At the hearing, the Board was composed of five members. The acting
chairperson introduced the board members and asked for objections to the makeup
of the panel. Counsel for Mr. Bias responded there were none. The Board’s counsel
then added:
In addition, the Board composition includes a physician.
That position is currently unfilled, but we do have a
quorum. So, I want to make sure that everybody is aware
of that on the record as a housekeeping matter.
Mr. Bias’s counsel did not raise any objections to the composition of the
Board. At the conclusion of the hearing, the Board suspended Mr. Bias’s physical
therapy license with conditions for reinstatement.
Mr. Bias appealed the Board’s decision to the district court. The district court
affirmed the Board’s order.
Mr. Bias then appealed to the court of appeal. On appeal, he raised six
assignments of error, including an assignment that the Board’s composition was not
in accordance with the statutory mandates and its decision was therefore invalid.
In an opinion not designated for publication, the court of appeal reversed the
judgment of the district court and vacated the order of the Board suspending Mr.
Bias’s license to practice physical therapy.

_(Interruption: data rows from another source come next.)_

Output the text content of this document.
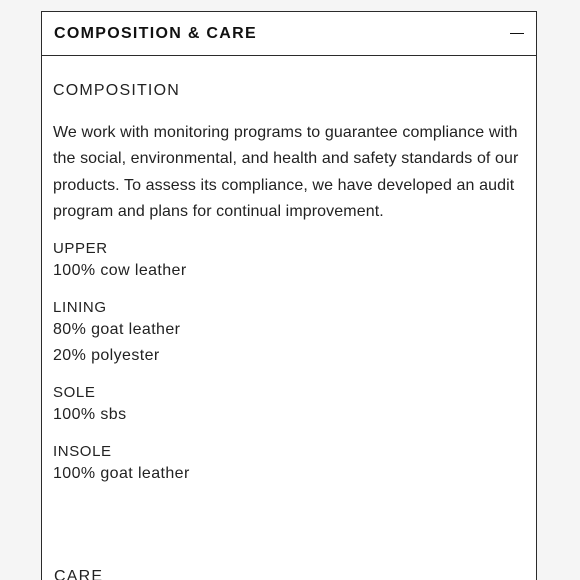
COMPOSITION & CARE
COMPOSITION
We work with monitoring programs to guarantee compliance with the social, environmental, and health and safety standards of our products. To assess its compliance, we have developed an audit program and plans for continual improvement.
UPPER
100% cow leather
LINING
80% goat leather
20% polyester
SOLE
100% sbs
INSOLE
100% goat leather
CARE
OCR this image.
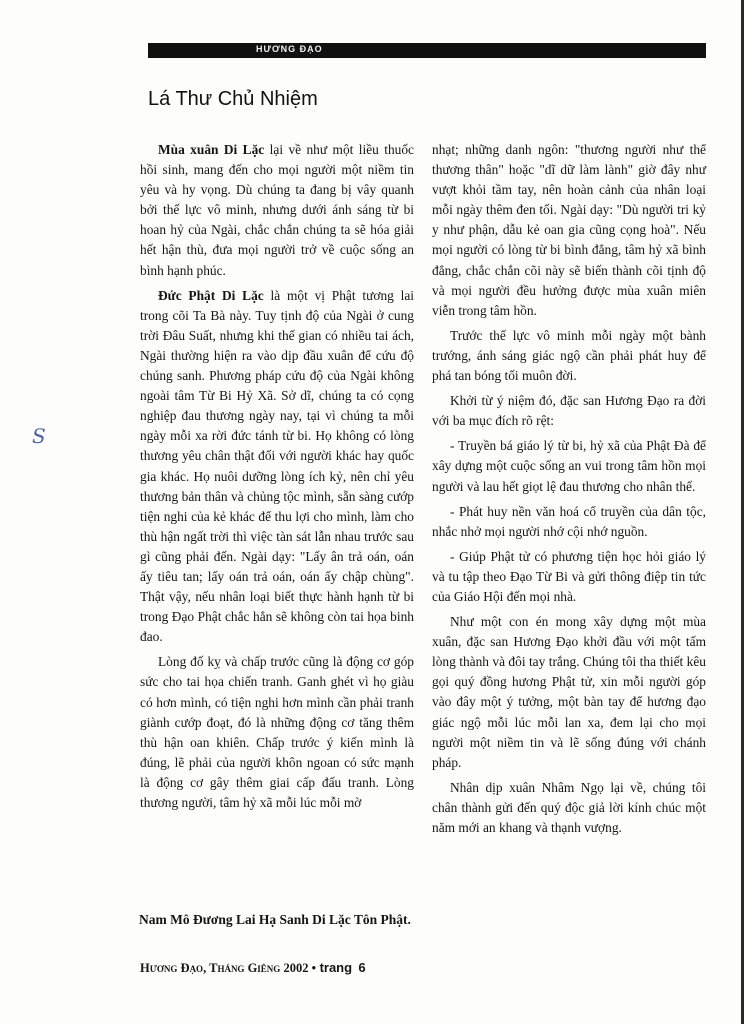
HƯƠNG ĐẠO
Lá Thư Chủ Nhiệm
S

Mùa xuân Di Lặc lại về như một liều thuốc hồi sinh, mang đến cho mọi người một niềm tin yêu và hy vọng. Dù chúng ta đang bị vây quanh bởi thế lực vô minh, nhưng dưới ánh sáng từ bi hoan hỷ của Ngài, chắc chắn chúng ta sẽ hóa giải hết hận thù, đưa mọi người trở về cuộc sống an bình hạnh phúc.

Đức Phật Di Lặc là một vị Phật tương lai trong cõi Ta Bà này. Tuy tịnh độ của Ngài ở cung trời Đâu Suất, nhưng khi thế gian có nhiều tai ách, Ngài thường hiện ra vào dịp đầu xuân để cứu độ chúng sanh. Phương pháp cứu độ của Ngài không ngoài tâm Từ Bi Hỷ Xã. Sở dĩ, chúng ta có cọng nghiệp đau thương ngày nay, tại vì chúng ta mỗi ngày mỗi xa rời đức tánh từ bi. Họ không có lòng thương yêu chân thật đối với người khác hay quốc gia khác. Họ nuôi dưỡng lòng ích kỷ, nên chỉ yêu thương bản thân và chủng tộc mình, sẵn sàng cướp tiện nghi của kẻ khác để thu lợi cho mình, làm cho thù hận ngất trời thì việc tàn sát lẫn nhau trước sau gì cũng phải đến. Ngài dạy: "Lấy ân trả oán, oán ấy tiêu tan; lấy oán trả oán, oán ấy chập chùng". Thật vậy, nếu nhân loại biết thực hành hạnh từ bi trong Đạo Phật chắc hẳn sẽ không còn tai họa binh đao.

Lòng đố kỵ và chấp trước cũng là động cơ góp sức cho tai họa chiến tranh. Ganh ghét vì họ giàu có hơn mình, có tiện nghi hơn mình cần phải tranh giành cướp đoạt, đó là những động cơ tăng thêm thù hận oan khiên. Chấp trước ý kiến mình là đúng, lẽ phải của người khôn ngoan có sức mạnh là động cơ gây thêm giai cấp đấu tranh. Lòng thương người, tâm hỷ xã mỗi lúc mỗi mờ

nhạt; những danh ngôn: "thương người như thể thương thân" hoặc "dĩ dữ làm lành" giờ đây như vượt khỏi tầm tay, nên hoàn cảnh của nhân loại mỗi ngày thêm đen tối. Ngài dạy: "Dù người tri kỷ y như phận, dẫu kẻ oan gia cũng cọng hoà". Nếu mọi người có lòng từ bi bình đẳng, tâm hỷ xã bình đẳng, chắc chắn cõi này sẽ biến thành cõi tịnh độ và mọi người đều hưởng được mùa xuân miên viễn trong tâm hồn.

Trước thế lực vô minh mỗi ngày một bành trướng, ánh sáng giác ngộ cần phải phát huy để phá tan bóng tối muôn đời.

Khởi từ ý niệm đó, đặc san Hương Đạo ra đời với ba mục đích rõ rệt:

- Truyền bá giáo lý từ bi, hỷ xã của Phật Đà để xây dựng một cuộc sống an vui trong tâm hồn mọi người và lau hết giọt lệ đau thương cho nhân thế.

- Phát huy nền văn hoá cổ truyền của dân tộc, nhắc nhở mọi người nhớ cội nhớ nguồn.

- Giúp Phật tử có phương tiện học hỏi giáo lý và tu tập theo Đạo Từ Bi và gửi thông điệp tin tức của Giáo Hội đến mọi nhà.

Như một con én mong xây dựng một mùa xuân, đặc san Hương Đạo khởi đầu với một tấm lòng thành và đôi tay trắng. Chúng tôi tha thiết kêu gọi quý đồng hương Phật tử, xin mỗi người góp vào đây một ý tưởng, một bàn tay để hương đạo giác ngộ mỗi lúc mỗi lan xa, đem lại cho mọi người một niềm tin và lẽ sống đúng với chánh pháp.

Nhân dịp xuân Nhâm Ngọ lại về, chúng tôi chân thành gửi đến quý độc giả lời kính chúc một năm mới an khang và thạnh vượng.

Nam Mô Đương Lai Hạ Sanh Di Lặc Tôn Phật.
HƯƠNG ĐẠO, THÁNG GIÊNG 2002 • trang 6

Bias v. Louisiana Physical Therapy
Board, 2018-225 (La. App. 3 Cir. 11/14/18) (unpublished). Citing its opinion in
Cunningham v. State, Dept. of Health & Hospitals, 05-1378 (La. App. 3 Cir. 9/27/06),
939 So.2d 695, writ denied, 06-2597 (La. 2/22/07), 949 So.2d 427, the court held the
decision by Board was in violation of statutory provisions and made upon unlawful
procedure on the ground no licensed physician sat on the Board. Having granted
relief on this ground, the court of appeal pretermitted the remaining assignments of
error.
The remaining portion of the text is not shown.